Apesar de apresentar diversas polêmicas, o Marco Civil da Internet deve ser votado na Câmara ainda em agosto. É o que garante o relator do projeto, deputado Alessandro Molon (PT-RJ), mesmo levando em consideração as discussões relacionadas a alguns dos pontos centrais do projeto.

Entre os pontos em discussão está o pedido das companhias de telecomunicação que querem que o texto permita a oferta de pacotes personalizados de assinatura. Com isso, os consumidores poderiam pagar taxas menores para acessar somente serviços básicos, como alguns sites específicos e sua caixa de entrada de emails.

“Poderíamos ter pacotes para fins diferentes, que consumiriam muito menos banda. Dar acesso mais barato que atendesse às necessidades do cliente”, afirmou o diretor da SindiTelebrasil, Alex Castro. Esse tipo de opção, ausente no Brasil, é visto por muitas empresas como uma forma de desafogar o fluxo da internet nacional.

Neutralidade da rede

O deputado relator do projeto rejeita a proposta, já que considera que ela infringe o princípio básico do marco, que é a neutralidade da rede.

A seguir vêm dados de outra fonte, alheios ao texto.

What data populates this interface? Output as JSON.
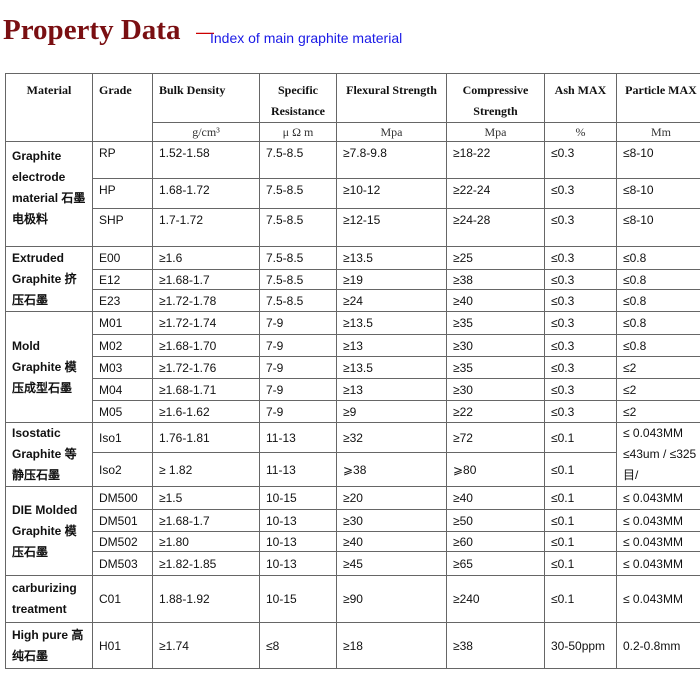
{
  "title": "Property Data",
  "dash": "—",
  "subtitle": "Index of main graphite material",
  "headers": [
    "Material",
    "Grade",
    "Bulk Density",
    "Specific Resistance",
    "Flexural Strength",
    "Compressive Strength",
    "Ash MAX",
    "Particle MAX"
  ],
  "units": [
    "g/cm³",
    "μ Ω m",
    "Mpa",
    "Mpa",
    "%",
    "Mm"
  ],
  "groups": [
    {
      "material": "Graphite electrode material 石墨 电极料",
      "rows": [
        [
          "RP",
          "1.52-1.58",
          "7.5-8.5",
          "≥7.8-9.8",
          "≥18-22",
          "≤0.3",
          "≤8-10"
        ],
        [
          "HP",
          "1.68-1.72",
          "7.5-8.5",
          "≥10-12",
          "≥22-24",
          "≤0.3",
          "≤8-10"
        ],
        [
          "SHP",
          "1.7-1.72",
          "7.5-8.5",
          "≥12-15",
          "≥24-28",
          "≤0.3",
          "≤8-10"
        ]
      ]
    },
    {
      "material": "Extruded Graphite 挤压石墨",
      "rows": [
        [
          "E00",
          "≥1.6",
          "7.5-8.5",
          "≥13.5",
          "≥25",
          "≤0.3",
          "≤0.8"
        ],
        [
          "E12",
          "≥1.68-1.7",
          "7.5-8.5",
          "≥19",
          "≥38",
          "≤0.3",
          "≤0.8"
        ],
        [
          "E23",
          "≥1.72-1.78",
          "7.5-8.5",
          "≥24",
          "≥40",
          "≤0.3",
          "≤0.8"
        ]
      ]
    },
    {
      "material": "Mold Graphite 模压成型石墨",
      "rows": [
        [
          "M01",
          "≥1.72-1.74",
          "7-9",
          "≥13.5",
          "≥35",
          "≤0.3",
          "≤0.8"
        ],
        [
          "M02",
          "≥1.68-1.70",
          "7-9",
          "≥13",
          "≥30",
          "≤0.3",
          "≤0.8"
        ],
        [
          "M03",
          "≥1.72-1.76",
          "7-9",
          "≥13.5",
          "≥35",
          "≤0.3",
          "≤2"
        ],
        [
          "M04",
          "≥1.68-1.71",
          "7-9",
          "≥13",
          "≥30",
          "≤0.3",
          "≤2"
        ],
        [
          "M05",
          "≥1.6-1.62",
          "7-9",
          "≥9",
          "≥22",
          "≤0.3",
          "≤2"
        ]
      ]
    },
    {
      "material": "Isostatic Graphite 等静压石墨",
      "particle_merged": "≤ 0.043MM ≤43um / ≤325 目/",
      "rows": [
        [
          "Iso1",
          "1.76-1.81",
          "11-13",
          "≥32",
          "≥72",
          "≤0.1"
        ],
        [
          "Iso2",
          "≥ 1.82",
          "11-13",
          "⩾38",
          "⩾80",
          "≤0.1"
        ]
      ]
    },
    {
      "material": "DIE Molded Graphite 模压石墨",
      "rows": [
        [
          "DM500",
          "≥1.5",
          "10-15",
          "≥20",
          "≥40",
          "≤0.1",
          "≤ 0.043MM"
        ],
        [
          "DM501",
          "≥1.68-1.7",
          "10-13",
          "≥30",
          "≥50",
          "≤0.1",
          "≤ 0.043MM"
        ],
        [
          "DM502",
          "≥1.80",
          "10-13",
          "≥40",
          "≥60",
          "≤0.1",
          "≤ 0.043MM"
        ],
        [
          "DM503",
          "≥1.82-1.85",
          "10-13",
          "≥45",
          "≥65",
          "≤0.1",
          "≤ 0.043MM"
        ]
      ]
    },
    {
      "material": "carburizing treatment",
      "rows": [
        [
          "C01",
          "1.88-1.92",
          "10-15",
          "≥90",
          "≥240",
          "≤0.1",
          "≤ 0.043MM"
        ]
      ]
    },
    {
      "material": "High pure 高纯石墨",
      "rows": [
        [
          "H01",
          "≥1.74",
          "≤8",
          "≥18",
          "≥38",
          "30-50ppm",
          "0.2-0.8mm"
        ]
      ]
    }
  ]
}
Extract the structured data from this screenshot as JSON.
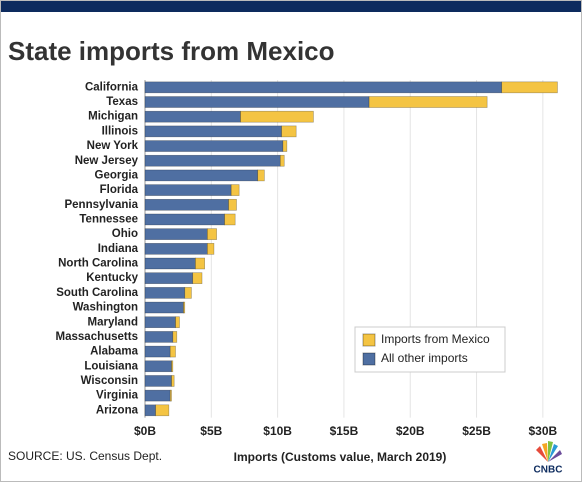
{
  "chart_data": {
    "type": "stacked-bar-horizontal",
    "title": "State imports from Mexico",
    "categories": [
      "California",
      "Texas",
      "Michigan",
      "Illinois",
      "New York",
      "New Jersey",
      "Georgia",
      "Florida",
      "Pennsylvania",
      "Tennessee",
      "Ohio",
      "Indiana",
      "North Carolina",
      "Kentucky",
      "South Carolina",
      "Washington",
      "Maryland",
      "Massachusetts",
      "Alabama",
      "Louisiana",
      "Wisconsin",
      "Virginia",
      "Arizona"
    ],
    "series": [
      {
        "name": "All other imports",
        "color": "#4f6fa2",
        "values": [
          26.9,
          16.9,
          7.2,
          10.3,
          10.4,
          10.2,
          8.5,
          6.5,
          6.3,
          6.0,
          4.7,
          4.7,
          3.8,
          3.6,
          3.0,
          2.9,
          2.3,
          2.1,
          1.9,
          2.0,
          2.0,
          1.9,
          0.8
        ]
      },
      {
        "name": "Imports from Mexico",
        "color": "#f4c443",
        "values": [
          4.2,
          8.9,
          5.5,
          1.1,
          0.3,
          0.3,
          0.5,
          0.6,
          0.6,
          0.8,
          0.7,
          0.5,
          0.7,
          0.7,
          0.5,
          0.1,
          0.3,
          0.3,
          0.4,
          0.1,
          0.2,
          0.1,
          1.0
        ]
      }
    ],
    "xlim": [
      0,
      32.5
    ],
    "xticks": [
      {
        "value": 0,
        "label": "$0B"
      },
      {
        "value": 5,
        "label": "$5B"
      },
      {
        "value": 10,
        "label": "$10B"
      },
      {
        "value": 15,
        "label": "$15B"
      },
      {
        "value": 20,
        "label": "$20B"
      },
      {
        "value": 25,
        "label": "$25B"
      },
      {
        "value": 30,
        "label": "$30B"
      }
    ],
    "xlabel": "Imports (Customs value, March 2019)",
    "source": "SOURCE: US. Census Dept.",
    "logo": "CNBC",
    "grid": true,
    "legend": "lower right"
  }
}
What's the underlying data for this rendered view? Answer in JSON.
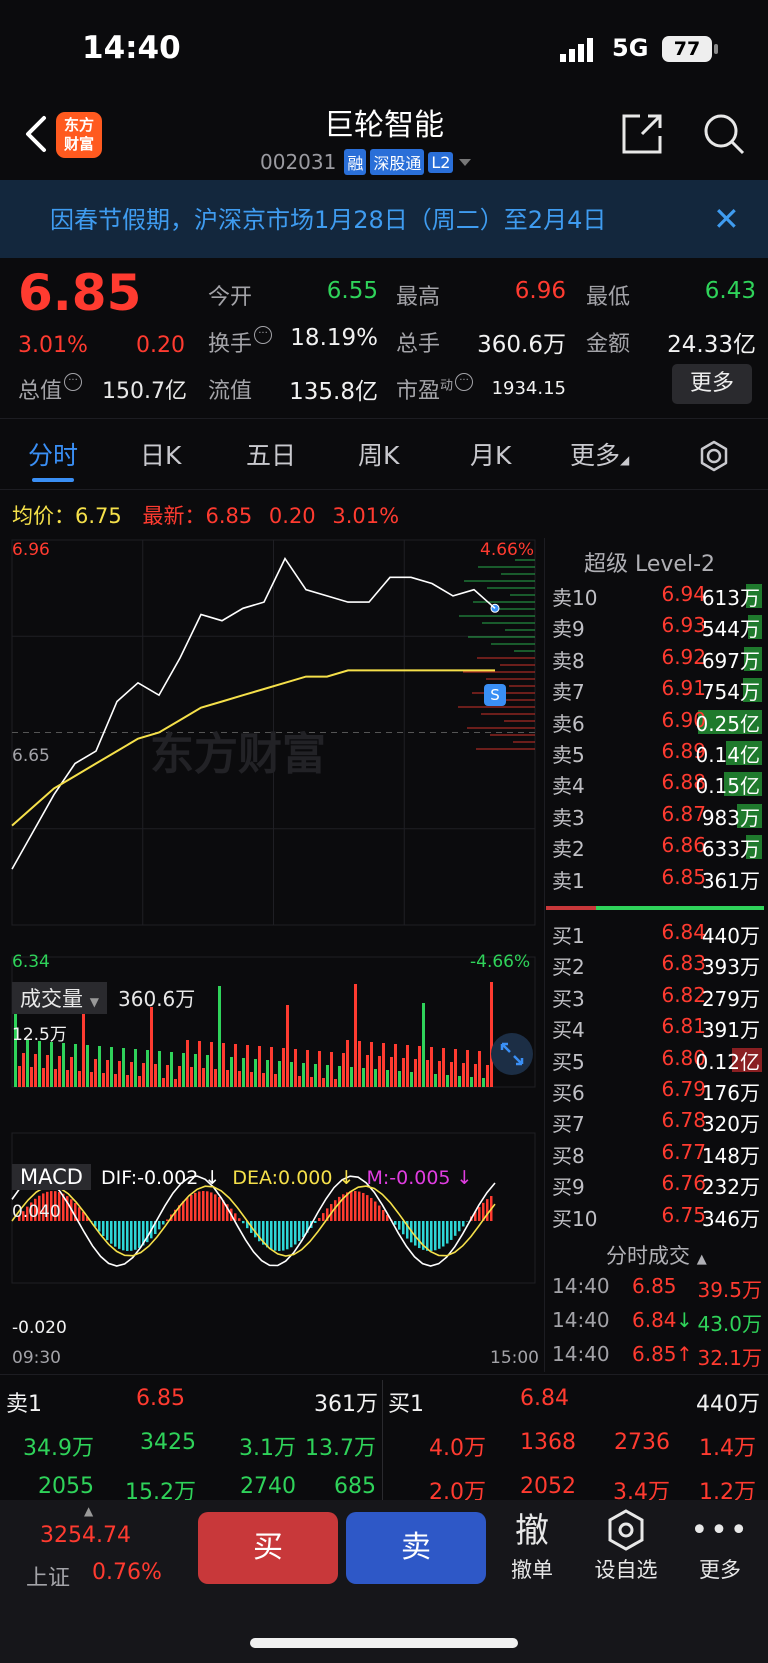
{
  "status_bar": {
    "time": "14:40",
    "network": "5G",
    "battery": "77"
  },
  "header": {
    "logo_text": "东方\n财富",
    "stock_name": "巨轮智能",
    "stock_code": "002031",
    "tags": [
      "融",
      "深股通",
      "L2"
    ]
  },
  "banner": {
    "text": "因春节假期，沪深京市场1月28日（周二）至2月4日"
  },
  "quote": {
    "price": "6.85",
    "change_pct": "3.01%",
    "change": "0.20",
    "fields": [
      {
        "label": "今开",
        "value": "6.55",
        "color": "green"
      },
      {
        "label": "最高",
        "value": "6.96",
        "color": "red"
      },
      {
        "label": "最低",
        "value": "6.43",
        "color": "green"
      },
      {
        "label": "换手",
        "value": "18.19%",
        "color": "white"
      },
      {
        "label": "总手",
        "value": "360.6万",
        "color": "white"
      },
      {
        "label": "金额",
        "value": "24.33亿",
        "color": "white"
      },
      {
        "label": "流值",
        "value": "135.8亿",
        "color": "white"
      },
      {
        "label": "市盈",
        "value": "1934.15",
        "color": "white"
      }
    ],
    "total_value_label": "总值",
    "total_value": "150.7亿",
    "pe_suffix": "动",
    "more_label": "更多"
  },
  "tabs": [
    "分时",
    "日K",
    "五日",
    "周K",
    "月K",
    "更多"
  ],
  "avg_row": {
    "avg_label": "均价：",
    "avg_value": "6.75",
    "latest_label": "最新：",
    "latest_value": "6.85",
    "latest_change": "0.20",
    "latest_pct": "3.01%"
  },
  "chart": {
    "y_top": "6.96",
    "y_mid": "6.65",
    "y_bottom": "6.34",
    "pct_top": "4.66%",
    "pct_bottom": "-4.66%",
    "watermark": "东方财富",
    "marker": "S",
    "vol_label": "成交量",
    "vol_total": "360.6万",
    "vol_max": "12.5万",
    "macd_label": "MACD",
    "dif": "DIF:-0.002 ↓",
    "dea": "DEA:0.000 ↓",
    "m": "M:-0.005 ↓",
    "macd_top": "0.040",
    "macd_bottom": "-0.020",
    "time_start": "09:30",
    "time_end": "15:00"
  },
  "chart_data": {
    "type": "line",
    "x_range": [
      "09:30",
      "15:00"
    ],
    "ylim": [
      6.34,
      6.96
    ],
    "prev_close": 6.65,
    "series": [
      {
        "name": "最新",
        "values": [
          6.43,
          6.49,
          6.55,
          6.6,
          6.62,
          6.7,
          6.73,
          6.71,
          6.77,
          6.84,
          6.83,
          6.85,
          6.86,
          6.93,
          6.88,
          6.87,
          6.86,
          6.86,
          6.9,
          6.9,
          6.89,
          6.87,
          6.88,
          6.85
        ]
      },
      {
        "name": "均价",
        "values": [
          6.5,
          6.53,
          6.56,
          6.58,
          6.6,
          6.62,
          6.64,
          6.65,
          6.67,
          6.69,
          6.7,
          6.71,
          6.72,
          6.73,
          6.74,
          6.74,
          6.75,
          6.75,
          6.75,
          6.75,
          6.75,
          6.75,
          6.75,
          6.75
        ]
      }
    ]
  },
  "order_book": {
    "title": "超级 Level-2",
    "asks": [
      {
        "label": "卖10",
        "price": "6.94",
        "vol": "613万",
        "bar": 0.2
      },
      {
        "label": "卖9",
        "price": "6.93",
        "vol": "544万",
        "bar": 0.17
      },
      {
        "label": "卖8",
        "price": "6.92",
        "vol": "697万",
        "bar": 0.22
      },
      {
        "label": "卖7",
        "price": "6.91",
        "vol": "754万",
        "bar": 0.24
      },
      {
        "label": "卖6",
        "price": "6.90",
        "vol": "0.25亿",
        "bar": 0.8
      },
      {
        "label": "卖5",
        "price": "6.89",
        "vol": "0.14亿",
        "bar": 0.45
      },
      {
        "label": "卖4",
        "price": "6.88",
        "vol": "0.15亿",
        "bar": 0.48
      },
      {
        "label": "卖3",
        "price": "6.87",
        "vol": "983万",
        "bar": 0.31
      },
      {
        "label": "卖2",
        "price": "6.86",
        "vol": "633万",
        "bar": 0.2
      },
      {
        "label": "卖1",
        "price": "6.85",
        "vol": "361万",
        "bar": 0.0
      }
    ],
    "bids": [
      {
        "label": "买1",
        "price": "6.84",
        "vol": "440万"
      },
      {
        "label": "买2",
        "price": "6.83",
        "vol": "393万"
      },
      {
        "label": "买3",
        "price": "6.82",
        "vol": "279万"
      },
      {
        "label": "买4",
        "price": "6.81",
        "vol": "391万"
      },
      {
        "label": "买5",
        "price": "6.80",
        "vol": "0.12亿"
      },
      {
        "label": "买6",
        "price": "6.79",
        "vol": "176万"
      },
      {
        "label": "买7",
        "price": "6.78",
        "vol": "320万"
      },
      {
        "label": "买8",
        "price": "6.77",
        "vol": "148万"
      },
      {
        "label": "买9",
        "price": "6.76",
        "vol": "232万"
      },
      {
        "label": "买10",
        "price": "6.75",
        "vol": "346万"
      }
    ]
  },
  "ticks": {
    "title": "分时成交",
    "rows": [
      {
        "time": "14:40",
        "price": "6.85",
        "vol": "39.5万",
        "dir": ""
      },
      {
        "time": "14:40",
        "price": "6.84",
        "vol": "43.0万",
        "dir": "↓"
      },
      {
        "time": "14:40",
        "price": "6.85",
        "vol": "32.1万",
        "dir": "↑"
      }
    ]
  },
  "level1": {
    "sell_label": "卖1",
    "sell_price": "6.85",
    "sell_vol": "361万",
    "buy_label": "买1",
    "buy_price": "6.84",
    "buy_vol": "440万",
    "sell_queue": [
      [
        "34.9万",
        "3425",
        "3.1万",
        "13.7万"
      ],
      [
        "2055",
        "15.2万",
        "2740",
        "685"
      ]
    ],
    "buy_queue": [
      [
        "4.0万",
        "1368",
        "2736",
        "1.4万"
      ],
      [
        "2.0万",
        "2052",
        "3.4万",
        "1.2万"
      ]
    ]
  },
  "bottom_bar": {
    "index_value": "3254.74",
    "index_name": "上证",
    "index_pct": "0.76%",
    "buy_label": "买",
    "sell_label": "卖",
    "cancel_icon": "撤",
    "cancel_label": "撤单",
    "watch_label": "设自选",
    "more_label": "更多"
  }
}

Essa diretiva estabelece que as companhias que controlam a infraestrutura da rede não podem interferir na maneira como ocorre o fluxo das informações que passam por ela.

“Isso não está na proposta e não há qualquer possibilidade de ser aceito no texto. A única sugestão feita pelo governo seria deixar claro que o Marco Civil não proíbe a venda de velocidades diferentes e pacotes com franquias de dado”, afirmou Molon. Caso seja aprovado pela Câmara de Deputados, a proposta deve seguir para o Senado para só depois passar por uma possível sanção presidencial.